Unlike some other monitoring services, WellSpan at Home is available for more than just emergencies. Patients can press it for any issue, including questions about their medications or upcoming doctor appointments. They can even get help calling a taxi, or having groceries delivered.
Operators at the Michigan-based call center access only basic patient information. For health care questions, they connect the caller with a WellSpan medical professional. Hamaker said the monitoring technology has improved since VNA debuted the service last year.
“Now the button is completely portable, so if a patient goes to Florida for example, they can just take it with them,” he said.
Some monitoring features don’t even require a button push.
“If the device moves downward at a significant rate of speed, it automatically prompts the call center to check and see if the patient fell,” he explained.
VNA nurses distribute roughly 150 call buttons per month. WellSpan covers the first 60 days of service. Patients who wish to keep it afterward pay $39.95 per month.

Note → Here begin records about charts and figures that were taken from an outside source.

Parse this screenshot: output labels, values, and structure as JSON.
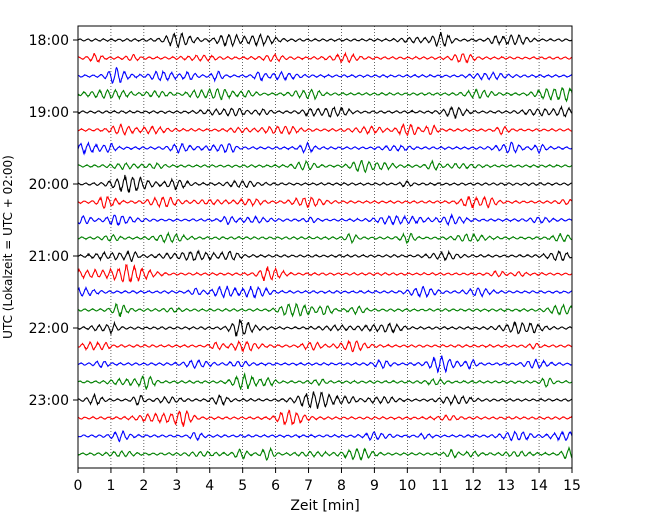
{
  "chart_data": {
    "type": "line",
    "title": "",
    "xlabel": "Zeit  [min]",
    "ylabel": "UTC (Lokalzeit = UTC + 02:00)",
    "xlim": [
      0,
      15
    ],
    "xticks": [
      0,
      1,
      2,
      3,
      4,
      5,
      6,
      7,
      8,
      9,
      10,
      11,
      12,
      13,
      14,
      15
    ],
    "yticks": [
      "18:00",
      "19:00",
      "20:00",
      "21:00",
      "22:00",
      "23:00"
    ],
    "trace_colors": [
      "#000000",
      "#ff0000",
      "#0000ff",
      "#008000"
    ],
    "traces_per_hour": 4,
    "trace_count": 24,
    "start_time": "18:00",
    "grid": "vertical dotted at each minute",
    "series": "seismogram helicorder, 15-minute traces"
  }
}
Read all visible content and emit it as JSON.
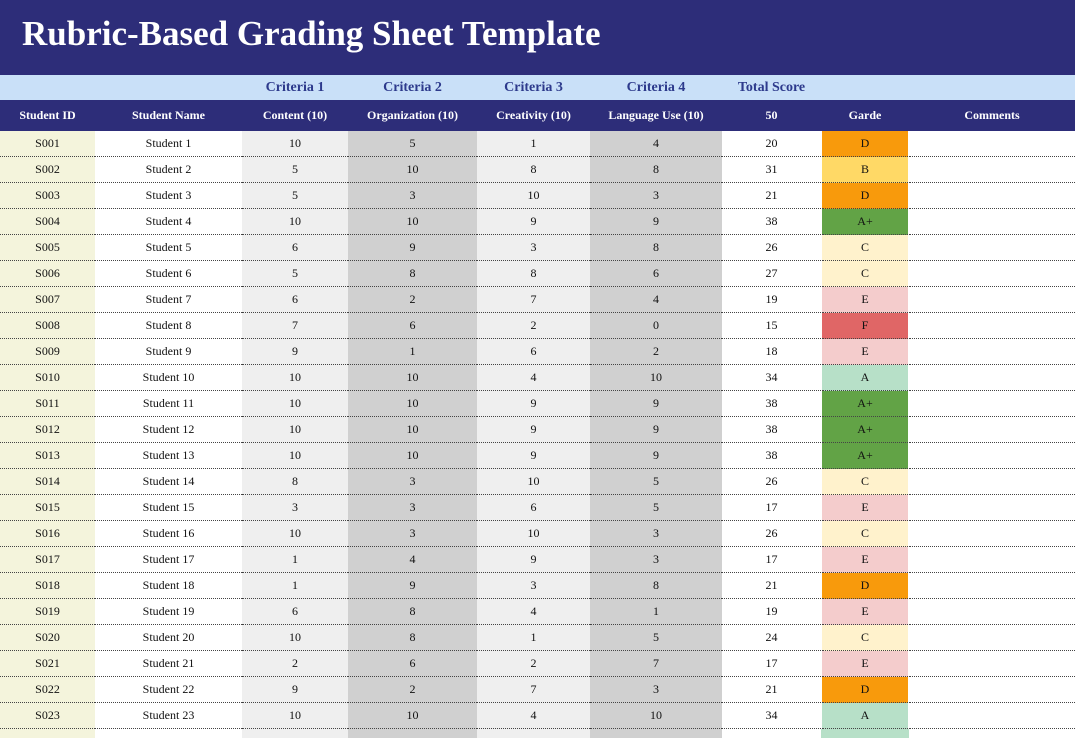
{
  "title": "Rubric-Based Grading Sheet Template",
  "criteria_row": [
    "Criteria 1",
    "Criteria 2",
    "Criteria 3",
    "Criteria 4",
    "Total Score"
  ],
  "columns": [
    "Student ID",
    "Student Name",
    "Content (10)",
    "Organization (10)",
    "Creativity (10)",
    "Language Use (10)",
    50,
    "Garde",
    "Comments"
  ],
  "rows": [
    [
      "S001",
      "Student 1",
      10,
      5,
      1,
      4,
      20,
      "D"
    ],
    [
      "S002",
      "Student 2",
      5,
      10,
      8,
      8,
      31,
      "B"
    ],
    [
      "S003",
      "Student 3",
      5,
      3,
      10,
      3,
      21,
      "D"
    ],
    [
      "S004",
      "Student 4",
      10,
      10,
      9,
      9,
      38,
      "A+"
    ],
    [
      "S005",
      "Student 5",
      6,
      9,
      3,
      8,
      26,
      "C"
    ],
    [
      "S006",
      "Student 6",
      5,
      8,
      8,
      6,
      27,
      "C"
    ],
    [
      "S007",
      "Student 7",
      6,
      2,
      7,
      4,
      19,
      "E"
    ],
    [
      "S008",
      "Student 8",
      7,
      6,
      2,
      0,
      15,
      "F"
    ],
    [
      "S009",
      "Student 9",
      9,
      1,
      6,
      2,
      18,
      "E"
    ],
    [
      "S010",
      "Student 10",
      10,
      10,
      4,
      10,
      34,
      "A"
    ],
    [
      "S011",
      "Student 11",
      10,
      10,
      9,
      9,
      38,
      "A+"
    ],
    [
      "S012",
      "Student 12",
      10,
      10,
      9,
      9,
      38,
      "A+"
    ],
    [
      "S013",
      "Student 13",
      10,
      10,
      9,
      9,
      38,
      "A+"
    ],
    [
      "S014",
      "Student 14",
      8,
      3,
      10,
      5,
      26,
      "C"
    ],
    [
      "S015",
      "Student 15",
      3,
      3,
      6,
      5,
      17,
      "E"
    ],
    [
      "S016",
      "Student 16",
      10,
      3,
      10,
      3,
      26,
      "C"
    ],
    [
      "S017",
      "Student 17",
      1,
      4,
      9,
      3,
      17,
      "E"
    ],
    [
      "S018",
      "Student 18",
      1,
      9,
      3,
      8,
      21,
      "D"
    ],
    [
      "S019",
      "Student 19",
      6,
      8,
      4,
      1,
      19,
      "E"
    ],
    [
      "S020",
      "Student 20",
      10,
      8,
      1,
      5,
      24,
      "C"
    ],
    [
      "S021",
      "Student 21",
      2,
      6,
      2,
      7,
      17,
      "E"
    ],
    [
      "S022",
      "Student 22",
      9,
      2,
      7,
      3,
      21,
      "D"
    ],
    [
      "S023",
      "Student 23",
      10,
      10,
      4,
      10,
      34,
      "A"
    ]
  ],
  "grade_colors": {
    "A+": "#62a346",
    "A": "#b7e0c8",
    "B": "#ffd966",
    "C": "#fff2cc",
    "D": "#f89a0c",
    "E": "#f4cccc",
    "F": "#e06666"
  }
}
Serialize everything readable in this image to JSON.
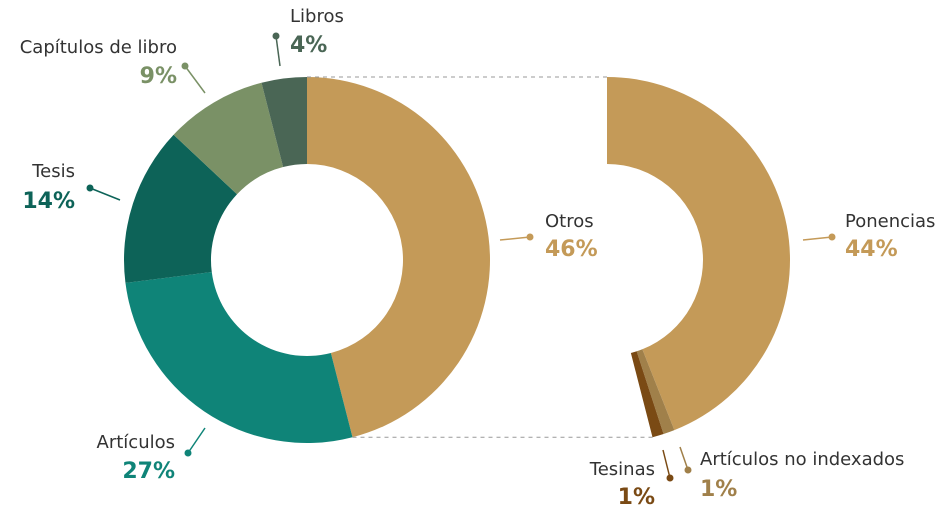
{
  "chart_data": [
    {
      "type": "donut",
      "categories": [
        "Otros",
        "Artículos",
        "Tesis",
        "Capítulos de libro",
        "Libros"
      ],
      "values": [
        46,
        27,
        14,
        9,
        4
      ],
      "value_labels": [
        "46%",
        "27%",
        "14%",
        "9%",
        "4%"
      ],
      "colors": [
        "#c49a58",
        "#0f8478",
        "#0d6358",
        "#7a9166",
        "#4a6655"
      ]
    },
    {
      "type": "donut",
      "categories": [
        "Ponencias",
        "Artículos no indexados",
        "Tesinas"
      ],
      "values": [
        44,
        1,
        1
      ],
      "value_labels": [
        "44%",
        "1%",
        "1%"
      ],
      "colors": [
        "#c49a58",
        "#a0804a",
        "#7a4a14"
      ]
    }
  ]
}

Hamaker said that for some low-income patients, WellSpan continues to cover the cost beyond the 60-day trial period.
“We quickly learned that the true value of this service is not in its revenue stream, but in the patient satisfaction, and in the avoidance of future readmissions,” he said. “We know that by avoiding one rehospitalization, we’ve paid for a patient’s call button for five years.”
He noted that many ED visits stem from behavioral health issues. Older patients living alone are particularly vulnerable to depression and loneliness. A call-button service can help ease their anxiety.
“The call center is fine with talking to a patient for 25 or 30 minutes, simply reassuring them,” he said.
Home care is verging on a digital transformation, he said, with better efficiency and outcomes.
“The call button is one of several new accessibility tools for managing populations of patients. The technology is coming to you, in your home.”